Now, I am not saying that the mechanism by which the Supreme Court decides cases and interprets the constitution is necessarily a bad one. There has to be some mechanism by which unconstitutional laws can be struck down. However, each majority opinion that is handed down has, in theory, the power to change our country and affect our rights as much as any constitutional amendment. Therefore, I believe that the people should ( and are even constitutionally entitled to) have a greater voice in these decisions.
This problem of the Supreme Court re-interpreting our rights away is further exacerbated by the ever growing willingness for our congress to pass (and the executive branch to enforce) laws that they all know are unconstitutional. There is no down side for them to do this. Even if the Supreme court agrees to hear a relevant case, the law will still be enforced for many years before it can be struck down, and can theoretically just be passed again in a slightly different form. Additionally, every unconstitutional law passed is a chance for congress to play the power lottery - the Supreme Court might just re-interpret the constitution, allowing the law to stand and thus increasing congressional power.

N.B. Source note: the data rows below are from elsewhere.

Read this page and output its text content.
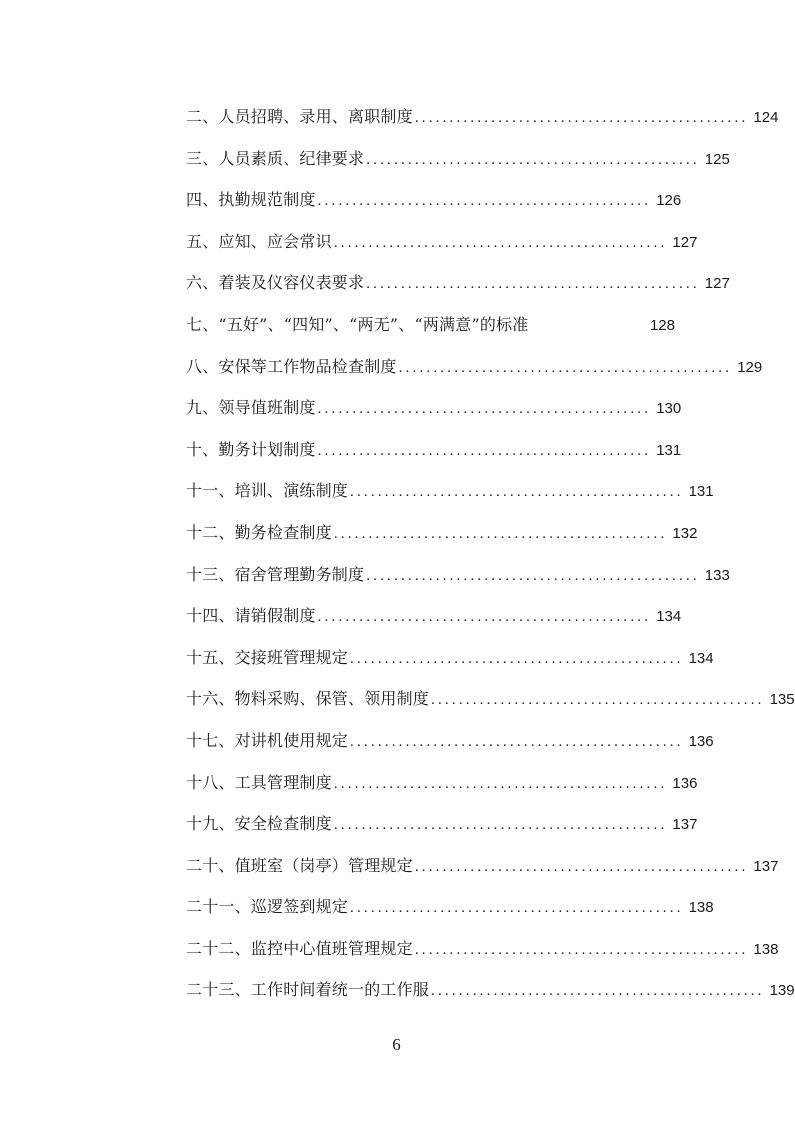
二、人员招聘、录用、离职制度 ................................................ 124
三、人员素质、纪律要求 ................................................ 125
四、执勤规范制度 ................................................ 126
五、应知、应会常识 ................................................ 127
六、着装及仪容仪表要求 ................................................ 127
七、“五好”、“四知”、“两无”、“两满意”的标准	128
八、安保等工作物品检查制度 ................................................ 129
九、领导值班制度 ................................................ 130
十、勤务计划制度 ................................................ 131
十一、培训、演练制度 ................................................ 131
十二、勤务检查制度 ................................................ 132
十三、宿舍管理勤务制度 ................................................ 133
十四、请销假制度 ................................................ 134
十五、交接班管理规定 ................................................ 134
十六、物料采购、保管、领用制度 ................................................ 135
十七、对讲机使用规定 ................................................ 136
十八、工具管理制度 ................................................ 136
十九、安全检查制度 ................................................ 137
二十、值班室（岗亭）管理规定 ................................................ 137
二十一、巡逻签到规定 ................................................ 138
二十二、监控中心值班管理规定 ................................................ 138
二十三、工作时间着统一的工作服 ................................................ 139
6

So how do we correct this problem? How do we reclaim the power to control our constitutional protections? How do we prevent congress from deliberately passing laws to test just how far the current Supreme Court will allow constitution can be bent?
One solution might be a new amendment to the Constitution to add “checks and balances” limiting this otherwise unlimited power to re-interpret the Constitution. It would assert our right to be involved in any change to the Constitution, and it would spell out a punishment for those who would attempt to take away our rights without following the correct procedure for amending the Constitution. It might read something like this:
1. No supreme court decision shall be considered valid until it can first put to a vote by the state legislatures.
2. Votes may be cast for any opinion generated by the court. A simple majority of states is required to ratify the courts majority/plurality opinion. A two thirds majority of states is required to ratify a minority opinion. State legislatures that fail to put the matter to a vote in their next session immediately after the courts decision shall be counted as abstaining.
3. If no court opinion is ratified, the court must decide to either return to deliberations and issue new (or the same) opinions, or let the matter rest as if they had never chosen to hear the case.
4. U.S. Congressmen will receive a sentence of 1 year in a federal correctional facility for each yes vote that was recorded on a law that is subsequently struck down as unconstitutional by supreme court decision.
(Please Note that I have no rigorously logical reason to believe that the specific amendment I am suggesting here would do the job - I just know that some mechanism giving people back the control the Constitution promised us over guarding our own rights is sorely needed. Without some solution to this problem, things seem very likely to just continue to get worse.)
So what do you think? Does this amendment solve all our problems?
Maybe it will sound better after you’ve had a few drinks…
Go ahead… Drink up… it’s still legal.